# Stream & Download Problems



## bellbm (Dec 16, 2003)

i have a standalone stream with a basic Roamio, and have been happily downloading and streaming shows to my ipad.

Typically, I would select a few shows to download to my ipad before going to bed,and all shows would be transferred over when I wake up.

I tried this Wednesday night - selecting about 8 hours worth of shows to transfer, and when I woke up (5 hours), only about 2 hours had transferred.
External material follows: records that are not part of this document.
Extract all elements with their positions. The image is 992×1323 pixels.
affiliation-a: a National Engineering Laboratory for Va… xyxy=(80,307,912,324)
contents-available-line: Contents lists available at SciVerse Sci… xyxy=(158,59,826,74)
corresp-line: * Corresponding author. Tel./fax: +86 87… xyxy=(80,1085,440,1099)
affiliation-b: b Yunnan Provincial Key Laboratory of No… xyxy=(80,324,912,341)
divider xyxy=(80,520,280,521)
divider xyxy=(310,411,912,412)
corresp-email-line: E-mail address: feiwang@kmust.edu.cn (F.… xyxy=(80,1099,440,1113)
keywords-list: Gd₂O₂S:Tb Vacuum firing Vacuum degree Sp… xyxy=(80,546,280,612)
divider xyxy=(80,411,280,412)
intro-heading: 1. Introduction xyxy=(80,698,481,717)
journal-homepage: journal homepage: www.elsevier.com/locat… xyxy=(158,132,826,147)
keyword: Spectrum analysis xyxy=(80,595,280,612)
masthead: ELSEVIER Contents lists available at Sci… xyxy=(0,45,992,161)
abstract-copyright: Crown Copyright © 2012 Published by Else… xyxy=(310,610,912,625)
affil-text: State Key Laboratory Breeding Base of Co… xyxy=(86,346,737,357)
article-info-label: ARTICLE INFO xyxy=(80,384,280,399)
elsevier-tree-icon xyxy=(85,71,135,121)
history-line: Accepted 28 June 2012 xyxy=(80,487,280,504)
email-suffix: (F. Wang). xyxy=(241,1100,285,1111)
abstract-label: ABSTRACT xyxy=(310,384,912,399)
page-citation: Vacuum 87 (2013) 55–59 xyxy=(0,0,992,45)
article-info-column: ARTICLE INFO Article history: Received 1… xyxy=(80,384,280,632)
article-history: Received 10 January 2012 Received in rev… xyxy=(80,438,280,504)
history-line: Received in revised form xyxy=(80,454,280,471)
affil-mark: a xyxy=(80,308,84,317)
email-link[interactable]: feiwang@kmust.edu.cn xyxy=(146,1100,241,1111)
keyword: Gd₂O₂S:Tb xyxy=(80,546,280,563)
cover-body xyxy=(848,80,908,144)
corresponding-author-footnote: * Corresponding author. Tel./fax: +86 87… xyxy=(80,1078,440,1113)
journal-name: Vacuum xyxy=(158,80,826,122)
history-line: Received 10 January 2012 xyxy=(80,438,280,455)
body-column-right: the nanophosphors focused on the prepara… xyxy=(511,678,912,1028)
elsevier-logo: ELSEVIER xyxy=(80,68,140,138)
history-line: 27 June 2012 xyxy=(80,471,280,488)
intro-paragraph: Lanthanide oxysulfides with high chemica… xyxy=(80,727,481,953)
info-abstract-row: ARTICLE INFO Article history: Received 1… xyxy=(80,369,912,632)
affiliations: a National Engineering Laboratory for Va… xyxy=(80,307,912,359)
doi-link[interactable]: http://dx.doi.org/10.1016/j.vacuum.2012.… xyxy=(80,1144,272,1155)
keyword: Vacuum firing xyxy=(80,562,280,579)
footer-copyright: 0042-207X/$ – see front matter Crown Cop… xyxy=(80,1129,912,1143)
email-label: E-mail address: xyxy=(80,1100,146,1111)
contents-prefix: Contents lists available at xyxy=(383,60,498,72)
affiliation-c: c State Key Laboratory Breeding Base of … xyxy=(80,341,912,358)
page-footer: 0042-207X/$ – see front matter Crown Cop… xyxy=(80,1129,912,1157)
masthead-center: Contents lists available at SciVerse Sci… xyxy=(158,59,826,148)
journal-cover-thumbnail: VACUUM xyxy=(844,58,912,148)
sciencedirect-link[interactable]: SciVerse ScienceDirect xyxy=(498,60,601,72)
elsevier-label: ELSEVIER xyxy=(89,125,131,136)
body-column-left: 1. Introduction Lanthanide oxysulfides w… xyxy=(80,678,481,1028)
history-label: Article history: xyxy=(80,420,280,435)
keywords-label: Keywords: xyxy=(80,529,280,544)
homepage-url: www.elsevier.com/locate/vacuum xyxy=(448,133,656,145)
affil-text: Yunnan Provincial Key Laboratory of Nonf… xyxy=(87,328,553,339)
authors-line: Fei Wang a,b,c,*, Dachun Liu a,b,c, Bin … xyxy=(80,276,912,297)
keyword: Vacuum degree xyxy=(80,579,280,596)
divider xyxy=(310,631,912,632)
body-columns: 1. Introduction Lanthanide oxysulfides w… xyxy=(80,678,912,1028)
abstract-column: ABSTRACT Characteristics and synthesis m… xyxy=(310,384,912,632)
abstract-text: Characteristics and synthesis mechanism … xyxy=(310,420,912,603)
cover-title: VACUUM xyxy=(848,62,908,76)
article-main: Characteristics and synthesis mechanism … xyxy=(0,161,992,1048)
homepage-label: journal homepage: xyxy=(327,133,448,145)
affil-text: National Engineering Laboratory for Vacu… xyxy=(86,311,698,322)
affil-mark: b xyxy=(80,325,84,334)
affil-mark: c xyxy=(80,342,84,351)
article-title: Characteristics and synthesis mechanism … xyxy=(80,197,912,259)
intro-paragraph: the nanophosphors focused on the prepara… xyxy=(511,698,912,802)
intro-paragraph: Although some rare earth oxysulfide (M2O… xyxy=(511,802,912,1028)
Now, when I am using OOH downloads, the show will start downloading, but after a few minutes, the screen flips from the "On my Ipad" tab to "on my DVR", and the download pauses.
I flip back, restart, and same thing.

Any idea what is happening?


----------



## moyekj (Jan 24, 2006)

OOH downloads were broken in previous iOS App release. Make sure you update to latest iOS App version since there was an update a couple of days ago. You will still see "Reconnecting..." message every 5 minutes and the tab switching, but the download now continues instead of being interrupted.


----------



## bellbm (Dec 16, 2003)

Got it to finally download an entire show OOH, but when i go to play it back, it plays for one minute, and then stops.
This is very frustrating and quite the fail on tivo's part


----------



## moyekj (Jan 24, 2006)

bellbm said:


> Got it to finally download an entire show OOH, but when i go to play it back, it plays for one minute, and then stops.
> This is very frustrating and quite the fail on tivo's part


 What quality level was the download? I've had trouble with "Basic" quality downloads freezing during playback so no longer use that quality level for downloads.


----------